VICTOR ARANGO
Principal
I am proud to be a Jewish story-teller. And although I cut my teeth in visual narratives as an Emmy Award-winning producer at Dateline NBC, and honed my story-telling skills as a strategic communications advisor to the top brass at the United Nations Development Programme and the Club of Madrid, it is behind a camera that I found my purpose: To use my G-d given talents to help my fellow Jews curate their narrative, one photo, one video, at a time.
I am most passionate about the type of story-telling involving those critical moments in life, our rights-of-passage: The bris and baby naming; the Bar and Bat Mitzvah; the wedding and commitment ceremony; and the legacy tributes. My training is evident in the photo-journalistic and documentary approach that you'll see in my work. By now, I have taken my photo and video lenses to about 70 countries. And everywhere, without exception, I have sought out the local Jews. We seem to be everywhere! And where I have found a Jew, I have connected, deeply, with them and their stories.
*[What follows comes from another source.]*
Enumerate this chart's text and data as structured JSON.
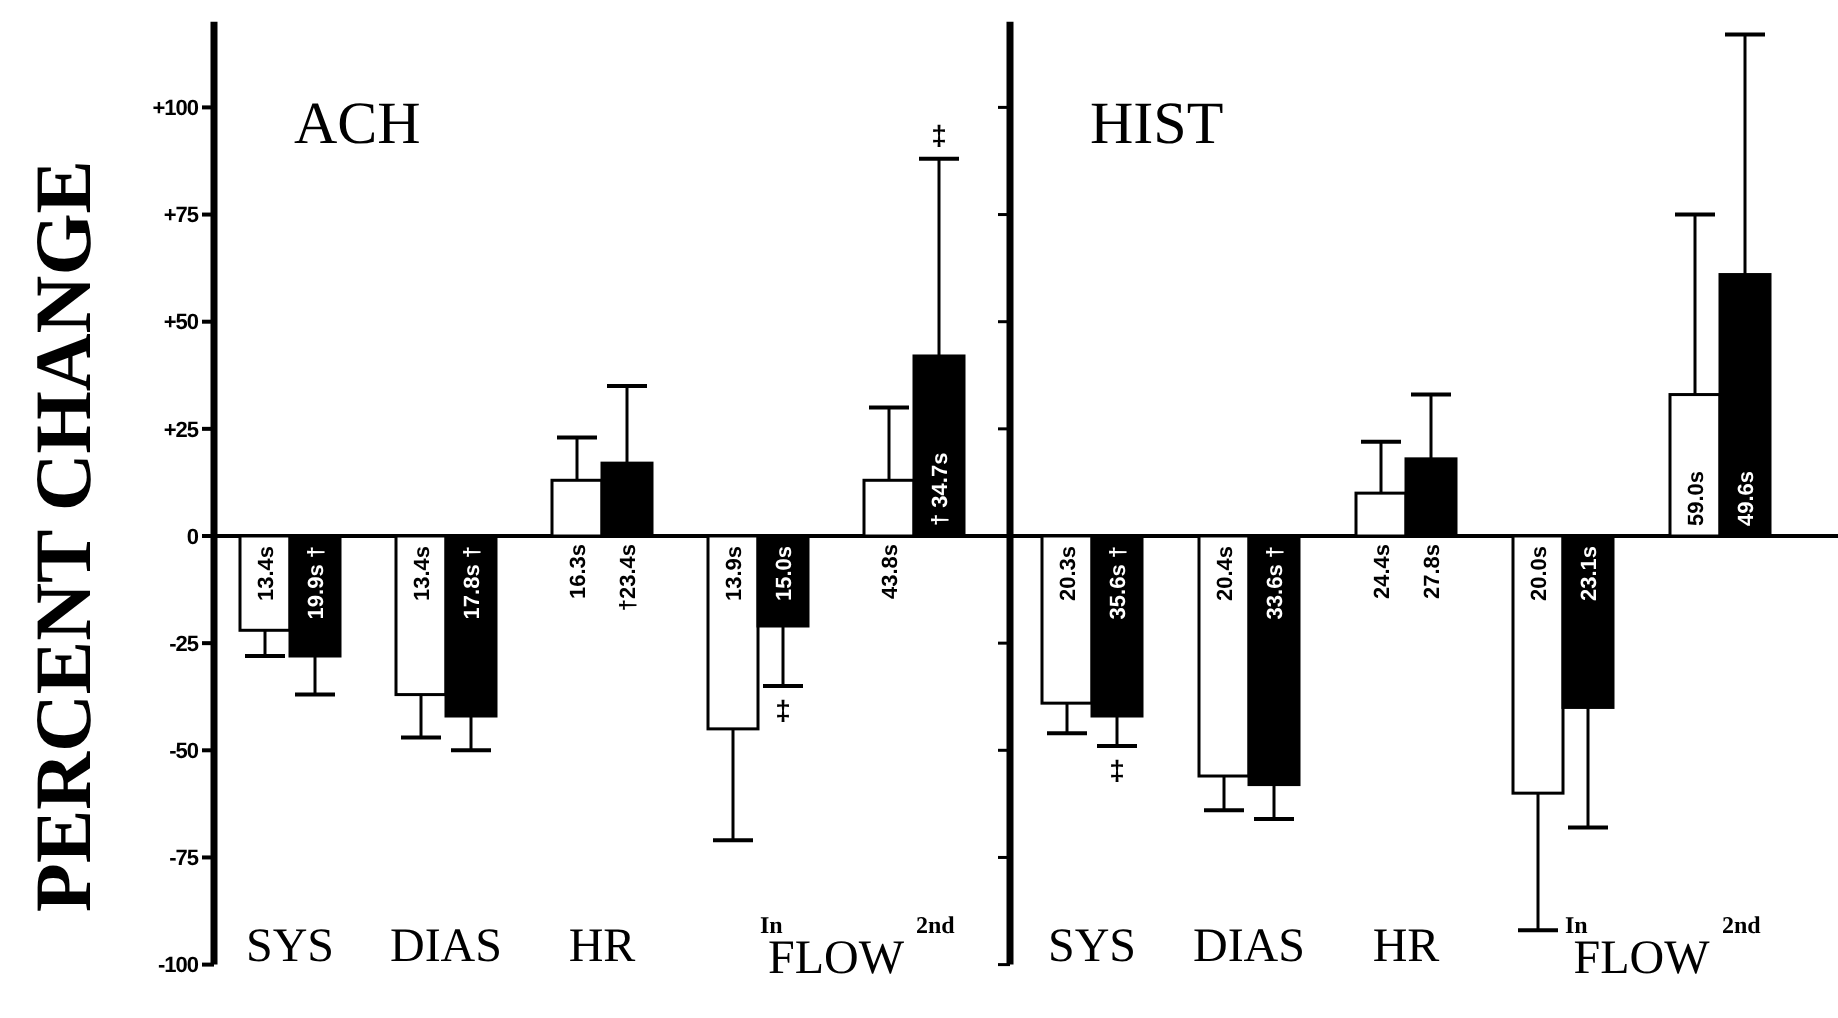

Part of it is because I dive heart-first at life. It also helps that, as a polyglot, I can chat, laugh and get in trouble in 7 languages. And although the Jews I've met around the world have talked to me in foreign languages, we have always bonded around the basic reality that we hail from the same stock. That's the power of the Jewish experience and It has been the grounding wire to my energetic love of Judaism.
So why do I curate visual legacies? Suffice it to say that it comes from being a multicultural specimen with an eclectic background to boot... think of me as your run-of-the-mill Colombian-born Jew raised in Iowa City who came of age in Manhattan and now resides in the Rockies. We all have a unique story --and I see it as a privilege when I am entrusted with helping people curate theirs, one visual at a time.